Suppose \(\vec{x}=a_1\vec{b}_1+a_2\vec{b}_2+a_3\vec{b}_3\) and \(\vec{x}=c_1\vec{b}_1+c_2\vec{b}_2+c_3\vec{b}_3\text{.}\)
(a)
Set the linear combinations equal to each other.
Solution.
\begin{equation*} a_1\vec{b}_1+a_2\vec{b}_2+a_3\vec{b}_3 = c_1\vec{b}_1+c_2\vec{b}_2+c_3\vec{b}_3. \end{equation*}
(b)
Collect like terms (\(\vec{b}_1,\) \(\vec{b}_2,\) \(\vec{b}_3\) are the terms) on one side.
Solution.
\begin{align*} a_1\vec{b}_1+a_2\vec{b}_2+a_3\vec{b}_3 = & c_1\vec{b}_1+c_2\vec{b}_2+c_3\vec{b}_3.\\ (a_1-c_1)\vec{b}_1+(a_2-c_2)\vec{b}_2+(a_3-c_3)\vec{b}_3 = & \vec{0}. \end{align*}
(c)
What does this equation imply about the coefficients?
Solution.
Because there is a zero on the right, each coefficient must be zero.
\begin{align*} a_1-c_1 = & 0.\\ a_2-c_2 = & 0.\\ a_3-c_3 = & 0.\\ a_1 = & c_1.\\ a_2 = & c_2.\\ a_3 = & c_3. \end{align*}
(d)
What does this answer imply about how many, distinct coordinates a single vector possesses with respect to one basis?

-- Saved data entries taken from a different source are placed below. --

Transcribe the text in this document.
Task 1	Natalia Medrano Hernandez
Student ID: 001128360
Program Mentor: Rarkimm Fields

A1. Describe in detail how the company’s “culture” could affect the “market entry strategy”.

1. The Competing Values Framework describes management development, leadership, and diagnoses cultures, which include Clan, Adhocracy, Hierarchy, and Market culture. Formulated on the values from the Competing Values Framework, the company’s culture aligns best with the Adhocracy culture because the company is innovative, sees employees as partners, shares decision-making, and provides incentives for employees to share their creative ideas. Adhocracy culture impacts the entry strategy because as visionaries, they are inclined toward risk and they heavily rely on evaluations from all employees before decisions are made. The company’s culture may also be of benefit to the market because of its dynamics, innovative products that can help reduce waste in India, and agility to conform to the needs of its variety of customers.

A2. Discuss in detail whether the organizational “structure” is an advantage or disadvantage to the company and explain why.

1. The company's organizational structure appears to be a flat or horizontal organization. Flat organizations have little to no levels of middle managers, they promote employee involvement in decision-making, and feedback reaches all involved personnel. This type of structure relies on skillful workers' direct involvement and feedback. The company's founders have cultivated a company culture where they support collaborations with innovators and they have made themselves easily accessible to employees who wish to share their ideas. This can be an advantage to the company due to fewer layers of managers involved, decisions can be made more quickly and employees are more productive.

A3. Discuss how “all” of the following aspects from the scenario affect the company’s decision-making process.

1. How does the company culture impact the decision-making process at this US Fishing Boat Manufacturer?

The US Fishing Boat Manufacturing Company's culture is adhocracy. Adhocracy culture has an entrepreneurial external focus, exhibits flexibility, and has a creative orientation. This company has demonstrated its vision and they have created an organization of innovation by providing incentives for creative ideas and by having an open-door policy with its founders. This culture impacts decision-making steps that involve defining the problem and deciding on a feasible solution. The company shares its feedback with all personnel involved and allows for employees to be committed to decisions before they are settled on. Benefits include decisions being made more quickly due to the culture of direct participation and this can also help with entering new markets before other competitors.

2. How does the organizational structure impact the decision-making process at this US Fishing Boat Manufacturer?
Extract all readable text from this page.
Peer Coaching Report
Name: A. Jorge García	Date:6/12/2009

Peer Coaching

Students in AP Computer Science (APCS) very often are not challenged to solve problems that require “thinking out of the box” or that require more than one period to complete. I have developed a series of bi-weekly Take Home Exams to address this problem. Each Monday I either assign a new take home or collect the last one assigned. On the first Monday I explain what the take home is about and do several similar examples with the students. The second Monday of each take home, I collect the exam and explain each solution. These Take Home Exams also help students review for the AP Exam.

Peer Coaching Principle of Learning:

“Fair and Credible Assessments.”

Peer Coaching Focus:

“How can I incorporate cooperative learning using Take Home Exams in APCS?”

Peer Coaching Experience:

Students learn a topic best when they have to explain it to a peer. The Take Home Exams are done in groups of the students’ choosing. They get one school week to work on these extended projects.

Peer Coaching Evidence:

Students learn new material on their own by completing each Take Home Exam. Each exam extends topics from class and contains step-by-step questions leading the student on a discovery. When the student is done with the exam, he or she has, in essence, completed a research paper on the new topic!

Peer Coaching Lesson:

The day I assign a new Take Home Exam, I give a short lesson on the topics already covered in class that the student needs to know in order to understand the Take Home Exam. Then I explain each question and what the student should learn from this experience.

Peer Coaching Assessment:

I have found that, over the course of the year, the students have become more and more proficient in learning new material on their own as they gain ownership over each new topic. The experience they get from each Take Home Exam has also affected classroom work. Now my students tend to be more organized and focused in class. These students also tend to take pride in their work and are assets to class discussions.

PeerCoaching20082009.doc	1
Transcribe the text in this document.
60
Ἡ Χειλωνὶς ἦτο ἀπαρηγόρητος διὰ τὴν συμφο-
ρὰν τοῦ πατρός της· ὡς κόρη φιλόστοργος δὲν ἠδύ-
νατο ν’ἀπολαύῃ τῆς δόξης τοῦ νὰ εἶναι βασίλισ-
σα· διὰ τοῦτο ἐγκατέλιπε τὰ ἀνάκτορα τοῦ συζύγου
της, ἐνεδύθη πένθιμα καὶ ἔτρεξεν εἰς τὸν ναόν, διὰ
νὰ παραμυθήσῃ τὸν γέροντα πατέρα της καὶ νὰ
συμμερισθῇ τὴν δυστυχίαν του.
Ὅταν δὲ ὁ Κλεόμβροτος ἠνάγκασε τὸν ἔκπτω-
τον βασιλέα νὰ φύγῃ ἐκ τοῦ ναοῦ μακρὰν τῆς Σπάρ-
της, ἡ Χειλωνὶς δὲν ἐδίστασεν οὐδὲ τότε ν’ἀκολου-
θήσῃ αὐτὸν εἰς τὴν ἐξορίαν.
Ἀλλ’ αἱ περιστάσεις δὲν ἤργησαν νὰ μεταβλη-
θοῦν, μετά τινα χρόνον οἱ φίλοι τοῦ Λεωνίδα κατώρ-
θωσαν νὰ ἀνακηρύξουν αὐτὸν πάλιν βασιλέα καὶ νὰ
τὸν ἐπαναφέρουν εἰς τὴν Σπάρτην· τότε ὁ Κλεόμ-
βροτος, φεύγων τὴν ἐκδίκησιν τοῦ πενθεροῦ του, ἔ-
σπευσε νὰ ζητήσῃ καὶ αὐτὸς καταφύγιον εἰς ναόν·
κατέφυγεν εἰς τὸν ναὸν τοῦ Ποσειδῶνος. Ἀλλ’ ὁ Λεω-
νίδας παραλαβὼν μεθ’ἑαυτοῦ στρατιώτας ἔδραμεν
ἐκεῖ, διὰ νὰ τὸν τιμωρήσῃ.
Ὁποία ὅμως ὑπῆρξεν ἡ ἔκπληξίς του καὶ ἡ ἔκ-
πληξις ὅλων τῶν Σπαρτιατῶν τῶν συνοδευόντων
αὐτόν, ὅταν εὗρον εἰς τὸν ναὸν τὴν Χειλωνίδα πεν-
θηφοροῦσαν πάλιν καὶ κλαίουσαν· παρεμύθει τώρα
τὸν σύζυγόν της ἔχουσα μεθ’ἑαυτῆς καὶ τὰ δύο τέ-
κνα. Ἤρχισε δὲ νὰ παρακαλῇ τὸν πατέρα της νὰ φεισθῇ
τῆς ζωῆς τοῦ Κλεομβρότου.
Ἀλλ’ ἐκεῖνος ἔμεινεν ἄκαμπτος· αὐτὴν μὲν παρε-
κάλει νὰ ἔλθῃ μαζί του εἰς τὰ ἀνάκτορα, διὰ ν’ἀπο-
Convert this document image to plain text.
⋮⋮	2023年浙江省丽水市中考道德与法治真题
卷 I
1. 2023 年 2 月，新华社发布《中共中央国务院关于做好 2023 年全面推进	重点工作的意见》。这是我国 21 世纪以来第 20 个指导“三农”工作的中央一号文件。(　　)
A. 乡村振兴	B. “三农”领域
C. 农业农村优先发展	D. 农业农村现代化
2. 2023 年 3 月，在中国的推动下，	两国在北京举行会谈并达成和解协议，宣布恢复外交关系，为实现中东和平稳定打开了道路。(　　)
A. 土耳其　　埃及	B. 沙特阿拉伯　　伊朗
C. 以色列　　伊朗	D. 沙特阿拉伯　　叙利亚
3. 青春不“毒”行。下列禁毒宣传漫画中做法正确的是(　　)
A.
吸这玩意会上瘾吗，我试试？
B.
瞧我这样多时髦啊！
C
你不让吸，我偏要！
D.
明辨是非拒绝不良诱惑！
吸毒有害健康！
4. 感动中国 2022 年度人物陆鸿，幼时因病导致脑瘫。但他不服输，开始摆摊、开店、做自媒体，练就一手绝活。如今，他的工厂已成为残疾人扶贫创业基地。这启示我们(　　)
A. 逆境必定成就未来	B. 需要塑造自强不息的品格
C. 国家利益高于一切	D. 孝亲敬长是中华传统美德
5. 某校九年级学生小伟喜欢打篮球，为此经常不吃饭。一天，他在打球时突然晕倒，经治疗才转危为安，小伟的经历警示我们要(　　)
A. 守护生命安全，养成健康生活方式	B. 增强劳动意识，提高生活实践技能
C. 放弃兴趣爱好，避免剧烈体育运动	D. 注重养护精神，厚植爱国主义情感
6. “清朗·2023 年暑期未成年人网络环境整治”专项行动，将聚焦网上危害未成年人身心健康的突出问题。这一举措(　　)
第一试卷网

Subsection 4.4.2 Dimension

Now that we know that each vector has a unique coordinate we can begin to learn when we can analyze coordinates rather than the original vectors. First we ask if a set of independent vectors has independent coordinates.

Activity 4.4.1.

Note \(\{x^2+x+1,x+1,1\}\) is a linearly independent set.
(a)
How many solutions does \(a_1(x^2+x+1)+a_2(x+1)+\ldots+a_n(1)=\vec{0}\) have?
(b)
Find the coordinates for each of these vectors with respect to the standard basis \(\B=\{1,x,x^2\}\text{.}\)
(c)
Check if these coordinates (the coordinates are now the vectors) are linearly dependent or independent.
(d)
Would this always be true?

Activity 4.4.2.

We will determine if the coordinates of this set of dependent vectors are independent.\(\{x^2+x+1,x^2+x,x+1,1\}\)
(a)
Find the coordinates for each vector with respect to the standard basis \(\B=\{1,x,x^2\}\text{.}\)
(b)
Check if the coordinates are linearly dependent or independent.
(c)
In how many dimensions do the coordinates exist? Call this \(m\text{.}\)
(d)
In \(\R^m\) how many vectors can be linearly independent?
(e)
What does this imply about the original vectors?
We have illustrated that the coordinates of an independent or dependent set are also independent or dependent. This suggests that we can work with the coordinates rather than the original vectors.
Now we are ready to address the question about the size of all bases for a vector space. Suppose one basis is size \(n=3\) and another is size \(m=4\text{.}\) The vectors in the basis of size 4 have coordinates in terms of the basis of size 3. But in that basis any set of size four has to have at least one dependent set. Thus there cannot be a basis of size 3 and 4. In general if \(\{\vec{v}_1,\vec{v}_2,\ldots,\vec{v}_n\}\) and \(\{\vec{w}_1,\vec{w}_2,\ldots,\vec{w}_m\}\) are both bases \(n=m\text{.}\)

Definition 4.4.2.

For any basis \(\B\) of a vector space \(V\) the size of a basis \(|\B|\) is called the dimension of \(V\text{.}\)
This leads to one last question. If \(C=\{\vec{v}_1,\vec{v}_2,\ldots,\vec{v}_n\}\) is a linearly independent set but \(\mbox{span}(C)\) is not the whole vector space, can it be extended into a basis? The answer is yes and will be shown later in the course.